Я много рисовал Якова Семеновича. Я всегда рисую по памяти как с натуры и с натуры как по памяти, поэтому иногда рисую его и сейчас.
Я верю в деление на три
Теперь пишут, что старость Друскин провел с Тамарой Липавской, в девичестве Мейер, прекрасной дамой всех обэриутов. Я никогда не слышал даже намеков на их совместную жизнь. Он навещал ее, но они были только друзья, причем совсем не близкие друзья.
Тамара Мейер была интересная дама. А ее муж Леонид Липавский — автор «Исследования ужаса», и полноту его влияния еще предстоит открыть. Когда я спрашивал у Якова Семеновича, кто на него особенно повлиял, кто привел его к христианству, он говорил: «Липавский. До 17 лет я был марксистом». О Липавском очень мало известно. Но при советской власти каждый год переиздавалась его книжка «Штурм Зимнего» («Как Ленин шел в Смольный»). А на самом деле он был христианским мистиком-теоретиком и не только Друскина, но и остальных привел к христианству. А Друскин, например, открыл мне немецкого теолога-мистика Майстера Экхарта, которого в ту пору читал сам с большим чувством. Майстер говорил: «Если никто меня не будет понимать, я буду проповедовать церковной кружке». Вот это отсутствие снисхождения к слушателям — очень интересная черта. Христианские мыслители — они не старались говорить ясно. И в этом смысле философия Якова Семеновича, чинаря — авторитета мысли, для меня слишком объясняемая. Например, его важное изобретение — квадрат пошлости, а я не верю в деление на 4. Я верю в деление на 3. Неизвестно, где истина, когда 3.
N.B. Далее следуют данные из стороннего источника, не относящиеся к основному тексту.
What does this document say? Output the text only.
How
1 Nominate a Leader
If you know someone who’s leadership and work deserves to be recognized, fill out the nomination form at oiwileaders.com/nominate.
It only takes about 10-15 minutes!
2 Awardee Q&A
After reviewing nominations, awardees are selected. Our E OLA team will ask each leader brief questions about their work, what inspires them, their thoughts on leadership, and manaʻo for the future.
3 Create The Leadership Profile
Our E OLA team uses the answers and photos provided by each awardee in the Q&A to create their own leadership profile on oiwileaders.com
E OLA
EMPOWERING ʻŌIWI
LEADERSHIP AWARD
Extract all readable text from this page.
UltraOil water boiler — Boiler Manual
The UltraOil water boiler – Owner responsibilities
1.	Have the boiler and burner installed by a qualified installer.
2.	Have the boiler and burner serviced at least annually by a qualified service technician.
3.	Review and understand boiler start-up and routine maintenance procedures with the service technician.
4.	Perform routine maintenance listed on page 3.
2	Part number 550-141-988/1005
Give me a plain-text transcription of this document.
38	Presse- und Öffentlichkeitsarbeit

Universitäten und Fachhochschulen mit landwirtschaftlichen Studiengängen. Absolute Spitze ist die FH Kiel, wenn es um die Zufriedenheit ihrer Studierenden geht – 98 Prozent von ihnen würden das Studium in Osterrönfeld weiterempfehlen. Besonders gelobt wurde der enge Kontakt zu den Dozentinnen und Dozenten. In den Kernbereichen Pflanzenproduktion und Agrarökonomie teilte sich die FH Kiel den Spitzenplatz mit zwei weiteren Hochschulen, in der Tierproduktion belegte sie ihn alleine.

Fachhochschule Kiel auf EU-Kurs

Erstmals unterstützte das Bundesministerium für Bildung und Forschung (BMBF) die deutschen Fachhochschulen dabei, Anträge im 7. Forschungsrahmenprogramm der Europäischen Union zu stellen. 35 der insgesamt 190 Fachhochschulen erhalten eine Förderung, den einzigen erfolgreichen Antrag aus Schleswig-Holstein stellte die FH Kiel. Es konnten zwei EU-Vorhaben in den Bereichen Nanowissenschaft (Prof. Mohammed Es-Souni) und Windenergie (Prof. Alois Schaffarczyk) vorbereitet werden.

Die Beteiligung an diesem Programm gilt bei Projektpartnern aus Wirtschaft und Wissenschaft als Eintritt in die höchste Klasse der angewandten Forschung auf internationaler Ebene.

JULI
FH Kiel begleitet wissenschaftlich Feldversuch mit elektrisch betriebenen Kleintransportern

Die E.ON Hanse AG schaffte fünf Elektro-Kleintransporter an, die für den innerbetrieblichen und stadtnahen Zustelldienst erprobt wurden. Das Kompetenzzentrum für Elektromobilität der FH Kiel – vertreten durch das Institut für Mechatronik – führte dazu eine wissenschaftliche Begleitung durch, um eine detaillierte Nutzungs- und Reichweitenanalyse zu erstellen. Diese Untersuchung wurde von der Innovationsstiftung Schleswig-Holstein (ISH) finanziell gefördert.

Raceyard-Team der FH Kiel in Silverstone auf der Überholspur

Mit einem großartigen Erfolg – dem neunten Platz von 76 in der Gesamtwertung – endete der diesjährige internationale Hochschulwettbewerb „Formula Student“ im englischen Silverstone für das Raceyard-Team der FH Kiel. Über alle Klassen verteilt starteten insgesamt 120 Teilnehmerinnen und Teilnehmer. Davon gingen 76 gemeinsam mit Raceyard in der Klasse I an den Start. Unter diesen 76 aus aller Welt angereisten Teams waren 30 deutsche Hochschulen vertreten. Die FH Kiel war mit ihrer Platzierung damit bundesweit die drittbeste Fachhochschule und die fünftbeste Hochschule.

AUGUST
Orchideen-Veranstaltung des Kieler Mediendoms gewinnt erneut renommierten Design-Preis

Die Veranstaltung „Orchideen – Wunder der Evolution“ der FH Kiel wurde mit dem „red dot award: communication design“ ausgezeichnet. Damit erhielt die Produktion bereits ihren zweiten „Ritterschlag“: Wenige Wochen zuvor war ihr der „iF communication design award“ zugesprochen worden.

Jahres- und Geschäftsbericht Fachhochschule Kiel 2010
Я очень люблю Введенского и много по нему рисовал. Просто рисовал, книг не выходило. Но благодаря Друскину и спасенному им архиву Хармса и Введенского, я прочел его «Элегию», один из величайших поэтических текстов XX века, уже в 1940-х. У Пушкина есть такие строки:
Воспоминание безмолвно предо мной
Свой длинный развивает свиток;
И с отвращением читая жизнь мою,
Я трепещу и проклинаю,
И горько жалуюсь, и горько слезы лью,
Но строк печальных не смываю.
И Введенский сознательно продолжает Пушкина, когда пишет в «Элегии»: «Цветок несчастья мы взрастили, мы нас самим себе простили». Кстати, листочек с рукописной «Элегией» Введенского Хармс всегда носил с собой.
«Элегия» начинается с эпиграфа: «Так сочинилась мной элегия про то, как ехал на телеге я». Какая телега? Снова пушкинская — «Телега жизни».
Введенский все время думает о Пушкине. Для него это друг и постоянный ориентир.
Траугот и печник
У Хармса один из самых ярких и постоянных образов — старуха. Почему их столько? В том числе потому, что в 1930-х Ленинград был городом старых дам. И они были самыми яркими его обитательницами. Вообще Ленинград был интересен, куда более интересен, чем теперь. Цивилизация же все выравнивает. А вот я вырос в коммунальной квартире на Большой Пушкарской улице, где были мощные контрасты.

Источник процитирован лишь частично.